Originally, the term computer applied to human beings. These days, it is increasingly difficult to distinguish reliably machines from human beings: we require ever more challenging CAPTCHAs.
Machines are getting so good that I now prefer dealing with computers than bureaucrats. I much prefer to pay my taxes electronically, for example. Bureaucrats are rarely updated, and they tend to require constant attention like aging servers.
In any case, a bureaucracy is certainly an information processing “machine”. If each bureaucrat is a computer, then the bureaucracy is a computer network. What does Computer Science tell us about bureaucrats?
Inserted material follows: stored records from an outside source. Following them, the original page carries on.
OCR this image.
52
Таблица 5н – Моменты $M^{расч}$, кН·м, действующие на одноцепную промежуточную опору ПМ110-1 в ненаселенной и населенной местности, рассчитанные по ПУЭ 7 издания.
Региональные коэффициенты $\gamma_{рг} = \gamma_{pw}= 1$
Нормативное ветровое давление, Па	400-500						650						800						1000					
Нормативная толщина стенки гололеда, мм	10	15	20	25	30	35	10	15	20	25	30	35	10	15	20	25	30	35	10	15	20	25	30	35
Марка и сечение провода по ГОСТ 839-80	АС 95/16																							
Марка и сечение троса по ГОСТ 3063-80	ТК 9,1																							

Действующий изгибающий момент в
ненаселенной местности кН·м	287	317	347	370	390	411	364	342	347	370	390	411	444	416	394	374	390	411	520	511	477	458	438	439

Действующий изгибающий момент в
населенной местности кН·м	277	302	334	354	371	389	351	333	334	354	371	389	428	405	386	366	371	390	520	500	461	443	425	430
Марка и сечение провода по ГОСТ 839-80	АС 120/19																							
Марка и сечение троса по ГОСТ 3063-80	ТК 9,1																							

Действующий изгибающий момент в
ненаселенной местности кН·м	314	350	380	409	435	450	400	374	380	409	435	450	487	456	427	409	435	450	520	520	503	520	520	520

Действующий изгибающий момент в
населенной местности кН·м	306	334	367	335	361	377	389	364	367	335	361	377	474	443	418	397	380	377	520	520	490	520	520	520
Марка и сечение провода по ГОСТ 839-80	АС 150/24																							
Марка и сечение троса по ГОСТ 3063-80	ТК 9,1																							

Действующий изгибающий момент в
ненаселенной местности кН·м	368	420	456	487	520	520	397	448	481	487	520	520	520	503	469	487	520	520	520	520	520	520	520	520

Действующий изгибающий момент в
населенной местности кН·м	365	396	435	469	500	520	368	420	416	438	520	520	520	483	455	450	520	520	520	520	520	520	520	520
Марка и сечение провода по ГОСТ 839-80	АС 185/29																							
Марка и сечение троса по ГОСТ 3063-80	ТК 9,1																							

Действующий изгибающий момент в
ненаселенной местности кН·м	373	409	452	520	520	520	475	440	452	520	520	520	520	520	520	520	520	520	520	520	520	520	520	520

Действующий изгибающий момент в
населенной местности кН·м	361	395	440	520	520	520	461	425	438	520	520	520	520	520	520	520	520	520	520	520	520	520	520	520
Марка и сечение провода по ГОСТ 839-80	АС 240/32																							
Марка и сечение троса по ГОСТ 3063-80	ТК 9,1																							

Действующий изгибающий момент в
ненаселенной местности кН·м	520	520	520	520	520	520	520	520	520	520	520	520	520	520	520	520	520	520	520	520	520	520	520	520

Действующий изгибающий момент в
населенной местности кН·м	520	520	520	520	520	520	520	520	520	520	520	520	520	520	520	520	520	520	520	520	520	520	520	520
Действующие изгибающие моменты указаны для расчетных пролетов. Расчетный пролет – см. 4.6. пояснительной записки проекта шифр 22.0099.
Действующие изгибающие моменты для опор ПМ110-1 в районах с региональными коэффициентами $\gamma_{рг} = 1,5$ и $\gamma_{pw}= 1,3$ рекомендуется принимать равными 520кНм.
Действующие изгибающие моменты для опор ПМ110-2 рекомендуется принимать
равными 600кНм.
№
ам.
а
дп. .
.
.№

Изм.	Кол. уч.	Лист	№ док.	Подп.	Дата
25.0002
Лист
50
- Bureaucracies are subject to the halting problem. That is, when facing a new problem, it is impossible to know whether the bureaucracy will ever find a solution. Have you ever wondered when the meeting would end? It may never end.
- Brewer’s theorem tell us that you cannot have consistency, availability and partition tolerance in a bureaucracy. For example, accounting departments freeze everything once a year. This unavailability is required to achieve yearly consistency.
- Parallel computing is hard. You may think that splitting the work between ten bureaucrats would make it go ten times faster, but you are lucky if it goes faster at all.
- One the cheapest way to improve the speed of a bureaucracy is caching. Keep track of what worked in the past. Keep your old forms and modify them instead of starting from scratch.
- Pipelining is another great trick to improve performance. Instead of having bureaucrats finish the entire processing before they pass on the result, have them pass on their completed work as they finish it. If you have a long chain of bureaucrats, you can drastically speed up the processing.
- Code refactoring is usually a waste of time. Shuffling a bureaucracy is just for show, it never improves it.
- Bureaucratic processes spend 80% of their time with 20% of the bureaucrats. Optimize them out.
- Know your data structures: a good organigram should be a balanced tree.
- When an exception occurs, it goes back the ranks until a manager can handle it. If the CEO cannot handle it, then the whole organization will crash.
- The computational complexity is often determined by looking at the loops. That is where your code will spend most of its time. In a bureaucracy, most of the work is repetitive.